Fere-se mais com as palavras do que com os punhos

Fere-se mais com as palavras do que com os punhos

Era tarde avançada. Chovia. Nos olhos dela, tempestades. Eu me sentia esgotado. Ela parecia devastada, conduzida até ali por uma espécie de força extravagante advinda de outro mundo. Nunca sofri de superstições, então, relevei a pressa de ir embora. Ofereci a ela os ouvidos com esforço legítimo e desprendimento samaritano. Justo eu que, de santo, só padecia daquele olhar estático e melancólico. Cara de paisagem era o que diziam.

Parecia mais uma daquelas mulheres aturdidas que eu vira nos filmes de Ingmar Bergman. Não. Ela não era a personagem histérica de uma matinê do Cinesala. Se eu pudesse, para alegrá-la, teria oferecido pipoca com guaraná. Bebemos água. Ela aceitou a bala de café. Eu adorava café, mas não suportava os melodramas. Fazer o quê? O que seria, afinal, um homem ocupado demais com a angústia e com os dilemas existenciais, um sujeito desprovido da providencial fé que removia montanhas? Só mais uma pedra no sapato do bom e velho Deus, eu suponho. Também estou sendo melodramático? Perdão. Prossigamos a história.

Ela contou que nascera de parto normal. Além dos piolhos, nenhuma moléstia grave na infância. Cartão de vacinas, impecável. A primeira menstruação. O primeiro namorado. O primeiro molestamento protagonizado pelo pai. A fuga de casa. A gravidez inesperada. O aborto feito com agulhas de crochê. O dano. A extirpação do útero, às pressas, por um bando de médicos adestrados. Uma vida ordinária como tantas outras, permeada de encontros e desencontros. Um homem. Uma paixão. Um equívoco. As palavras sendo desferidas como murros. Ferir-se-ia bem menos com os próprios punhos. Adeus. Passar bem. Foi péssimo enquanto durou.

Mudança. O apartamento. Os gatos. O entrosamento perfeito com a solidão. Pilhas de livros devorados. Correntezas de jazz. Adorava Nina Simone. Aliás, ela se parecia à beça com a Nina Simone. Uma mulher negra adentrada nos cinquenta. Os calores. Os rubores. Os rumores não confirmados de que haveria um novo amor pintando na área. A vagina seca. Os olhos encharcados. Queria entender por que chorava tanto sem motivos.

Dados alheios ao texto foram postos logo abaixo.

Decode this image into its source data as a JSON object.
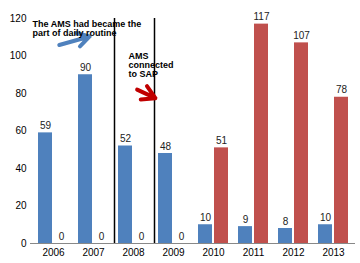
{
  "chart_data": {
    "type": "bar",
    "categories": [
      "2006",
      "2007",
      "2008",
      "2009",
      "2010",
      "2011",
      "2012",
      "2013"
    ],
    "series": [
      {
        "color": "#4F81BD",
        "values": [
          59,
          90,
          52,
          48,
          10,
          9,
          8,
          10
        ]
      },
      {
        "color": "#C0504D",
        "values": [
          0,
          0,
          0,
          0,
          51,
          117,
          107,
          78
        ]
      }
    ],
    "ylim": [
      0,
      120
    ],
    "yticks": [
      0,
      20,
      40,
      60,
      80,
      100,
      120
    ],
    "grid": false,
    "data_labels": true,
    "annotations": [
      "The AMS had became the\npart of daily routine",
      "AMS\nconnected\nto SAP"
    ]
  }
}
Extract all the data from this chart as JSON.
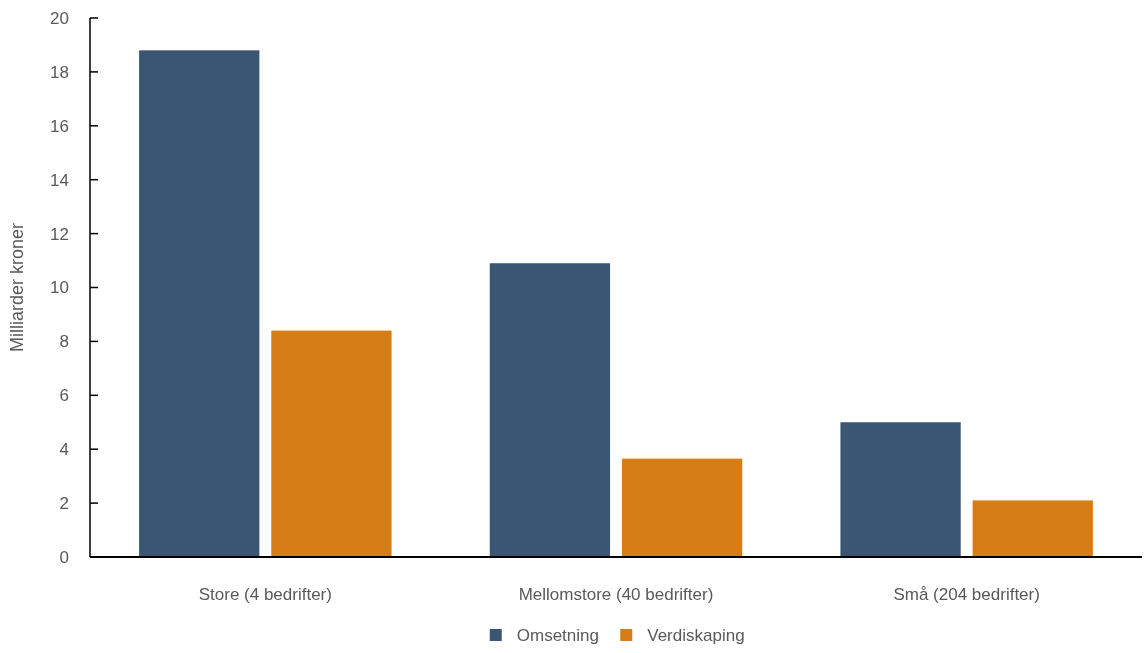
{
  "chart_data": {
    "type": "bar",
    "ylabel": "Milliarder kroner",
    "categories": [
      "Store (4 bedrifter)",
      "Mellomstore (40 bedrifter)",
      "Små (204 bedrifter)"
    ],
    "series": [
      {
        "name": "Omsetning",
        "color": "#3a5673",
        "values": [
          18.8,
          10.9,
          5.0
        ]
      },
      {
        "name": "Verdiskaping",
        "color": "#d67d17",
        "values": [
          8.4,
          3.65,
          2.1
        ]
      }
    ],
    "ylim": [
      0,
      20
    ],
    "yticks": [
      0,
      2,
      4,
      6,
      8,
      10,
      12,
      14,
      16,
      18,
      20
    ],
    "grid": false,
    "legend": "bottom"
  }
}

Conversamos sobre música. Ela tocava piano; eu, guitarra. Mesmo calvo, eu imitava o Elvis. O sonho não tinha morrido. Ela contou que todas as noites as noites gozava durante o sono REM. No ambiente onírico, tudo era divino e maravilhoso. Não foi o Caetano Veloso quem cantou isso? Indiquei uns rótulos chilenos incríveis. Comentamos rapidamente a grave situação econômica por que passava o país. Fomos unânimes em concluir que éramos uma nação com prioridades fajutas.

Tinha parado de chover. Nos olhos dela, trégua. Seria a bonança? Il gran finale: tirei da gaveta uma caixa de medicamentos. Peguei a caneta e escrevi abaixo da tarja vermelha: Pílulas de Felicidade. Ela riu. Enquanto eu prescrevia, pactuamos o seguinte: menos açúcar, menos frituras, mais cinema, mais Nina Simone, corridas pelo parque da cidade, doses diárias de cabernet sauvignon e, se porventura pintasse um affair, que fizesse sexo sem tanta ponderação assim.

Passaram-se trinta dias. Uma balzaquiana negra, risonha e viçosa adentrou no consultório e me ofertou um livro. Era a biografia não autorizada de John Lennon. De alguma forma, ela soube que eu amava mais os Beatles do que os Rolling Stones.